海岸から、横浜ベイスターズの本拠地のある横浜公園まで一直線に伸びている日本大通りは、初夏はイチョウ並木の新緑、秋には黄葉と訪れる人の目を楽しませてくれますが、この広々とした通りが出来た理由をご存知ですか。慶應2年(1866年)10月21日午前8時頃豚屋(肉屋)方から出火、南風にあおられ市街地中心部の日本人居住地区の3分の2、居留地の4分の1が焼失しました。この大火をきっかけに明治元年(1868年)、横浜消防組が強化され、さらに居留地の外国人たちは新しい都市計画を要求してきました。海岸から公園まで、日本人居住地と外国人居留地区とを幅広い道路で区切り、道路に下水道を完備して両側に歩道と街路樹を植えるなどです。しかしこの建設は幕府の瓦解、明治政府の移行期にあたり大幅に遅れましたが明治22年に完成、今に至っています。
以上訪ねた所のいくつかを記してみました。一ヶ所一ヶ所訪ねる度に、幕末から明治へという大きな歴史のうねりの中で、横浜らしい発展とともに生きた内外の人々の声が聞こえてくるような気がいたしました。
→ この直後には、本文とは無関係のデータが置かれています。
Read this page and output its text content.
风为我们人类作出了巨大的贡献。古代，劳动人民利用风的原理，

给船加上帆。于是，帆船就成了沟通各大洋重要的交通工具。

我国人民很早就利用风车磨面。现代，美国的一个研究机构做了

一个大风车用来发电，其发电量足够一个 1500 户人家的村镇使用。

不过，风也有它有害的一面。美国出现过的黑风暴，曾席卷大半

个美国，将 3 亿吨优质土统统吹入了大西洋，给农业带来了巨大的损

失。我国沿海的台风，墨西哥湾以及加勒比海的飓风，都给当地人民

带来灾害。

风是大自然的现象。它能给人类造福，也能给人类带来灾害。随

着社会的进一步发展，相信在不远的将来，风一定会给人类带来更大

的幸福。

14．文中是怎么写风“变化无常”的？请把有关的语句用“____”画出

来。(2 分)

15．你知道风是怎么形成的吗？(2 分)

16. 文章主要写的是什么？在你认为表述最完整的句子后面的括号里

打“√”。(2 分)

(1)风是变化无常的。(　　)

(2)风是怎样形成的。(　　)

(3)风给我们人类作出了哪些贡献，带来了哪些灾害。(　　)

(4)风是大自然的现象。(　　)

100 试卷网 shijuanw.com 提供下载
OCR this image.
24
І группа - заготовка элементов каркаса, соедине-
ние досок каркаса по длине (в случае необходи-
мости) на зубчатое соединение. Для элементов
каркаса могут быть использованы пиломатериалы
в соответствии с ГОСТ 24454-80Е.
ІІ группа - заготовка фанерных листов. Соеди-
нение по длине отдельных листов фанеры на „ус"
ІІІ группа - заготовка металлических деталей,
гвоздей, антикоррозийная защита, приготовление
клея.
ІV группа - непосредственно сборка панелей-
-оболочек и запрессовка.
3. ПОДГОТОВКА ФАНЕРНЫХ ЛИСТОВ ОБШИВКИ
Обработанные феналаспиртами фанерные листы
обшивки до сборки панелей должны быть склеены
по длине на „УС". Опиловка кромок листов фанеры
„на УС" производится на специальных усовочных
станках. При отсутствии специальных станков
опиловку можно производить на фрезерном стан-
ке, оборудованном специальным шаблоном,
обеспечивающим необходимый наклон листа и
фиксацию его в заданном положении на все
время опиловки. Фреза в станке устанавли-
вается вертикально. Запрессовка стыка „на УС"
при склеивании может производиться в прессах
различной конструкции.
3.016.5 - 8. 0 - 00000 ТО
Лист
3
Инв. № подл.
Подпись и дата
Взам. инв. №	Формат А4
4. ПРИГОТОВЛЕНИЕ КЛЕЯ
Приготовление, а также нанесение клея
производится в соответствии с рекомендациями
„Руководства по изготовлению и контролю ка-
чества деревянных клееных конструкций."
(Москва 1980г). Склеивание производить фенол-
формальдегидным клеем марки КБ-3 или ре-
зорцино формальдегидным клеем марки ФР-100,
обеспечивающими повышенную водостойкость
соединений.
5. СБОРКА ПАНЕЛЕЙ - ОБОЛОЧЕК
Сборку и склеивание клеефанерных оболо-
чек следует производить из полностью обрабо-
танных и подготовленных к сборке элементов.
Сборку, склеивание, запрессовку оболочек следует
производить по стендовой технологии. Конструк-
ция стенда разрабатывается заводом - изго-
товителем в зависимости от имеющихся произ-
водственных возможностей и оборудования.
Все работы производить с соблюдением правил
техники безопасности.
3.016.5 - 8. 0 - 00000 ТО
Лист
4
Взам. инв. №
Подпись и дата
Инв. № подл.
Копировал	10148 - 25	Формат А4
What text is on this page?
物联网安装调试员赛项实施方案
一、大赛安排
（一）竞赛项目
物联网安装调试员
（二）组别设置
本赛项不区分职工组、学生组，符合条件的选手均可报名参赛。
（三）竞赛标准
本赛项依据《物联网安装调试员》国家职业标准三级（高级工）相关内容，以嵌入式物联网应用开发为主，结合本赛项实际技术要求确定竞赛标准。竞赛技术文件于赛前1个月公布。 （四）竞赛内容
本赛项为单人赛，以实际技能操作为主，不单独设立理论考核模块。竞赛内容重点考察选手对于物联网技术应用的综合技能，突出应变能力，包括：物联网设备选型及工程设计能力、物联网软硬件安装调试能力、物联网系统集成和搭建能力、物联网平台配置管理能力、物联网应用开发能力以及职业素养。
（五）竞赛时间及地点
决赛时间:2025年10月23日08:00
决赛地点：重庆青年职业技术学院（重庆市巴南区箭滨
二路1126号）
初夏の風が心地良い中、楽しい一日でした。5月中旬は横浜が一番美しく映える時期です。
F氏が撮影下さった写真でおわかりのように港の見える丘公園の見事なバラに圧倒されました。日本大通りのイチョウ並木も若芽が眩しいようでした。
行程を終え、中華のお店での打ち上げも盛り上がりました。60代なったばかりの方ひとり、あと7人は70代前後ですのに見事な食欲。ビール、食事美味しく、その上楽しいおしゃべり終わりはありませんが、歩き疲れをいやしたところでお名残惜しく解散になりました。